I once heard about a bundle of postcard drawings found tucked in a crevice high up in the mountains in Northern Greece. The tourists who found them had handed them to their hostel owner, who, upon realising that they originated from the civil war, tore them up right away.

This story was enough to get me going. Since I try to keep alive stories from both sides of the civil war, I immediately attempted to understand what happened. It didn't take me long.

Even now, years after I first heard the story, I can see the young man's hand caressing his breast pocket, where he keeps his postcards to his wife. In his starved body, I imagine, he feels the warmth of his hand. Poor Eirini. She doesn't know he is still alive; still fighting.
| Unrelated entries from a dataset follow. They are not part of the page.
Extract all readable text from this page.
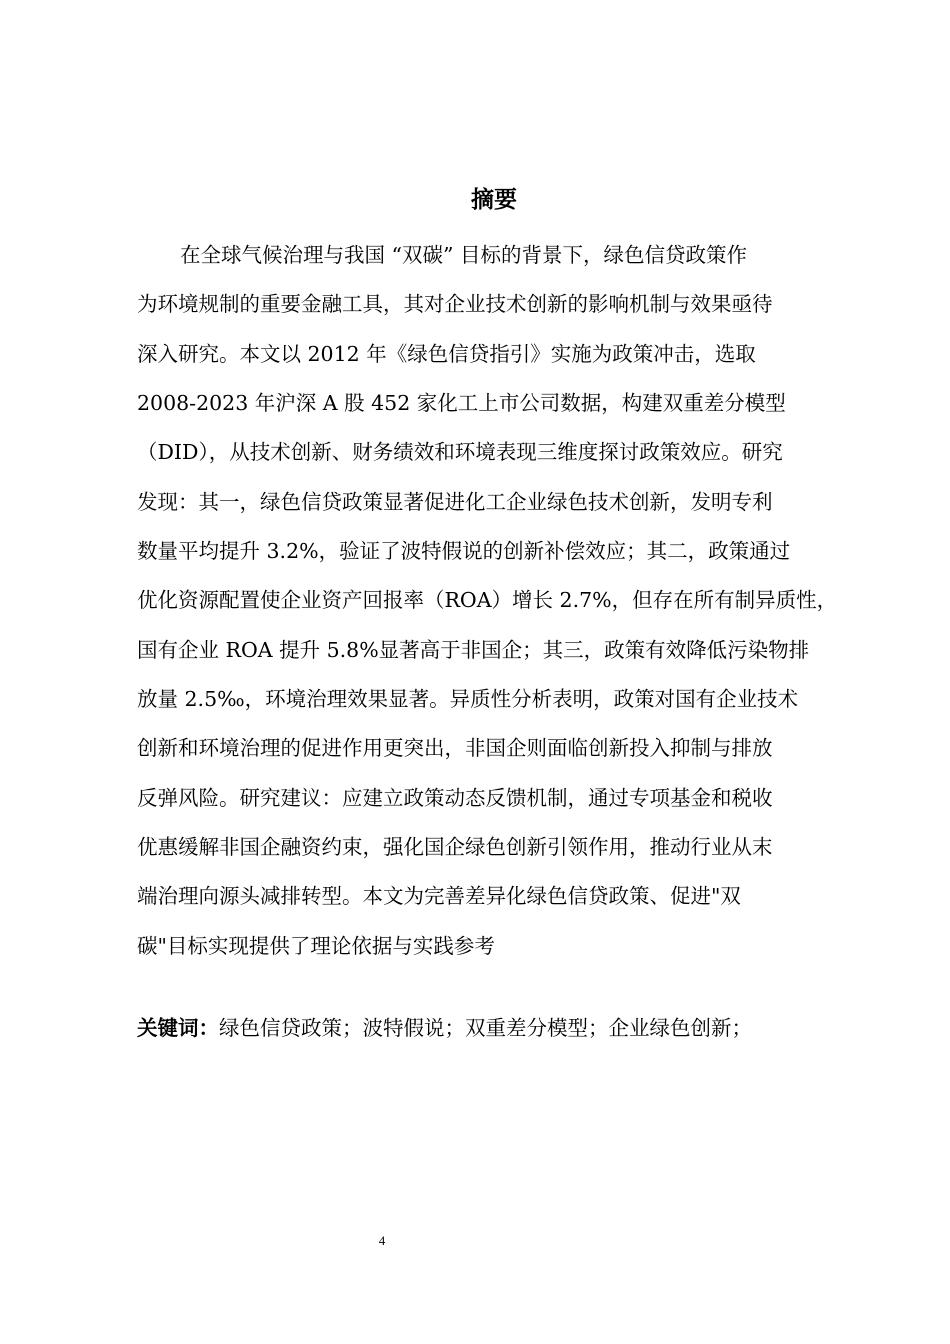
摘要
在全球气候治理与我国 “双碳” 目标的背景下，绿色信贷政策作
为环境规制的重要金融工具，其对企业技术创新的影响机制与效果亟待
深入研究。本文以 2012 年《绿色信贷指引》实施为政策冲击，选取
2008-2023 年沪深 A 股 452 家化工上市公司数据，构建双重差分模型
（DID），从技术创新、财务绩效和环境表现三维度探讨政策效应。研究
发现：其一，绿色信贷政策显著促进化工企业绿色技术创新，发明专利
数量平均提升 3.2%，验证了波特假说的创新补偿效应；其二，政策通过
优化资源配置使企业资产回报率（ROA）增长 2.7%，但存在所有制异质性，
国有企业 ROA 提升 5.8%显著高于非国企；其三，政策有效降低污染物排
放量 2.5‰，环境治理效果显著。异质性分析表明，政策对国有企业技术
创新和环境治理的促进作用更突出，非国企则面临创新投入抑制与排放
反弹风险。研究建议：应建立政策动态反馈机制，通过专项基金和税收
优惠缓解非国企融资约束，强化国企绿色创新引领作用，推动行业从末
端治理向源头减排转型。本文为完善差异化绿色信贷政策、促进"双
碳"目标实现提供了理论依据与实践参考
关键词：绿色信贷政策；波特假说；双重差分模型；企业绿色创新；
4
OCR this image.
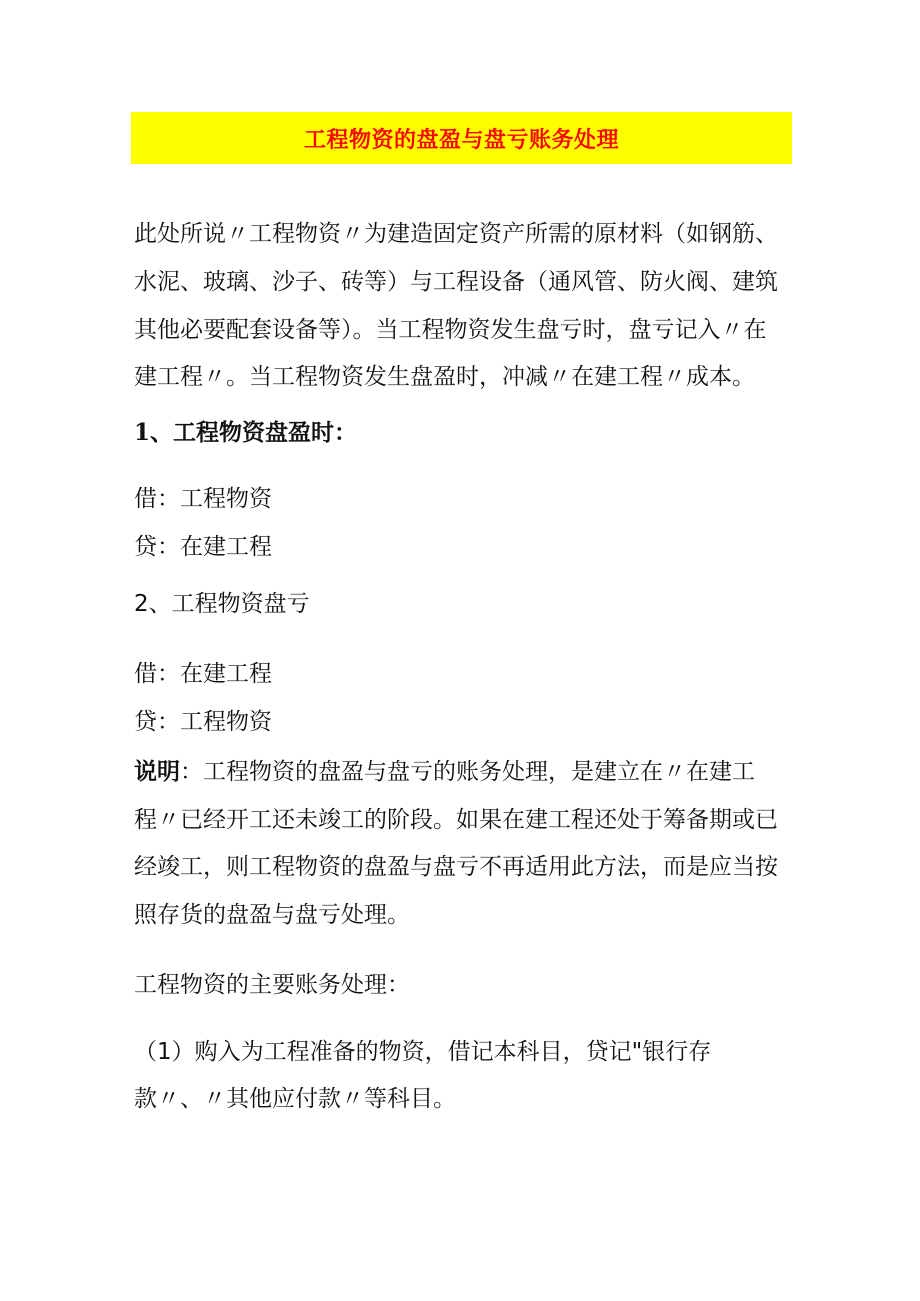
工程物资的盘盈与盘亏账务处理
此处所说〃工程物资〃为建造固定资产所需的原材料（如钢筋、
水泥、玻璃、沙子、砖等）与工程设备（通风管、防火阀、建筑
其他必要配套设备等）。当工程物资发生盘亏时，盘亏记入〃在
建工程〃。当工程物资发生盘盈时，冲减〃在建工程〃成本。
1、工程物资盘盈时：
借：工程物资
贷：在建工程
2、工程物资盘亏
借：在建工程
贷：工程物资
说明：工程物资的盘盈与盘亏的账务处理，是建立在〃在建工
程〃已经开工还未竣工的阶段。如果在建工程还处于筹备期或已
经竣工，则工程物资的盘盈与盘亏不再适用此方法，而是应当按
照存货的盘盈与盘亏处理。
工程物资的主要账务处理：
（1）购入为工程准备的物资，借记本科目，贷记"银行存
款〃、〃其他应付款〃等科目。
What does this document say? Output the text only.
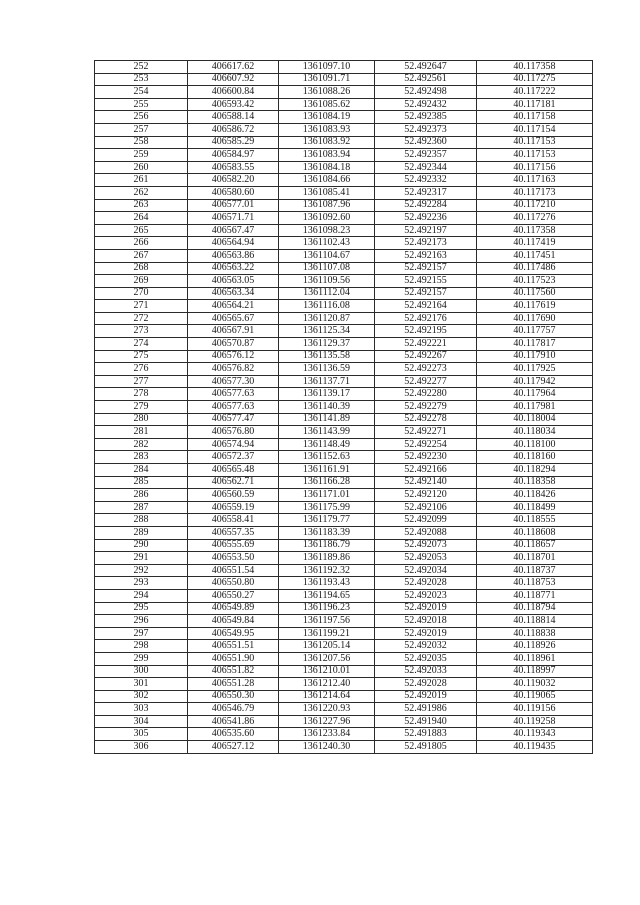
252	406617.62	1361097.10	52.492647	40.117358
253	406607.92	1361091.71	52.492561	40.117275
254	406600.84	1361088.26	52.492498	40.117222
255	406593.42	1361085.62	52.492432	40.117181
256	406588.14	1361084.19	52.492385	40.117158
257	406586.72	1361083.93	52.492373	40.117154
258	406585.29	1361083.92	52.492360	40.117153
259	406584.97	1361083.94	52.492357	40.117153
260	406583.55	1361084.18	52.492344	40.117156
261	406582.20	1361084.66	52.492332	40.117163
262	406580.60	1361085.41	52.492317	40.117173
263	406577.01	1361087.96	52.492284	40.117210
264	406571.71	1361092.60	52.492236	40.117276
265	406567.47	1361098.23	52.492197	40.117358
266	406564.94	1361102.43	52.492173	40.117419
267	406563.86	1361104.67	52.492163	40.117451
268	406563.22	1361107.08	52.492157	40.117486
269	406563.05	1361109.56	52.492155	40.117523
270	406563.34	1361112.04	52.492157	40.117560
271	406564.21	1361116.08	52.492164	40.117619
272	406565.67	1361120.87	52.492176	40.117690
273	406567.91	1361125.34	52.492195	40.117757
274	406570.87	1361129.37	52.492221	40.117817
275	406576.12	1361135.58	52.492267	40.117910
276	406576.82	1361136.59	52.492273	40.117925
277	406577.30	1361137.71	52.492277	40.117942
278	406577.63	1361139.17	52.492280	40.117964
279	406577.63	1361140.39	52.492279	40.117981
280	406577.47	1361141.89	52.492278	40.118004
281	406576.80	1361143.99	52.492271	40.118034
282	406574.94	1361148.49	52.492254	40.118100
283	406572.37	1361152.63	52.492230	40.118160
284	406565.48	1361161.91	52.492166	40.118294
285	406562.71	1361166.28	52.492140	40.118358
286	406560.59	1361171.01	52.492120	40.118426
287	406559.19	1361175.99	52.492106	40.118499
288	406558.41	1361179.77	52.492099	40.118555
289	406557.35	1361183.39	52.492088	40.118608
290	406555.69	1361186.79	52.492073	40.118657
291	406553.50	1361189.86	52.492053	40.118701
292	406551.54	1361192.32	52.492034	40.118737
293	406550.80	1361193.43	52.492028	40.118753
294	406550.27	1361194.65	52.492023	40.118771
295	406549.89	1361196.23	52.492019	40.118794
296	406549.84	1361197.56	52.492018	40.118814
297	406549.95	1361199.21	52.492019	40.118838
298	406551.51	1361205.14	52.492032	40.118926
299	406551.90	1361207.56	52.492035	40.118961
300	406551.82	1361210.01	52.492033	40.118997
301	406551.28	1361212.40	52.492028	40.119032
302	406550.30	1361214.64	52.492019	40.119065
303	406546.79	1361220.93	52.491986	40.119156
304	406541.86	1361227.96	52.491940	40.119258
305	406535.60	1361233.84	52.491883	40.119343
306	406527.12	1361240.30	52.491805	40.119435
After years of war, the fertile valleys in the Grammos Mountains have been destroyed. Even the earth abandoned these men. But he has kept his link to this world. He has been "writing" to his wife, without words, since his unit retreated to the mountaintop. The silence, the isolation, and above all the awareness of approaching defeat robs him of words. Instead, he draws on the rough postcards the hills, the scrub, rocks that look as if made by God: scree, tall cypresses, plane trees, the pines he remembers from his village, he birds on Eirini's headscarf, the flowers on her apron, and recently, the faces of the fighters who died in his arms.

One day, he is certain, his postcards will be found – these drawings will be his last words.

wounded bird—
news from the secret pines
reaches the clearing

 


*A 'remote' version of the story in this haibun appeared as a flash fiction piece on the 52/250 website.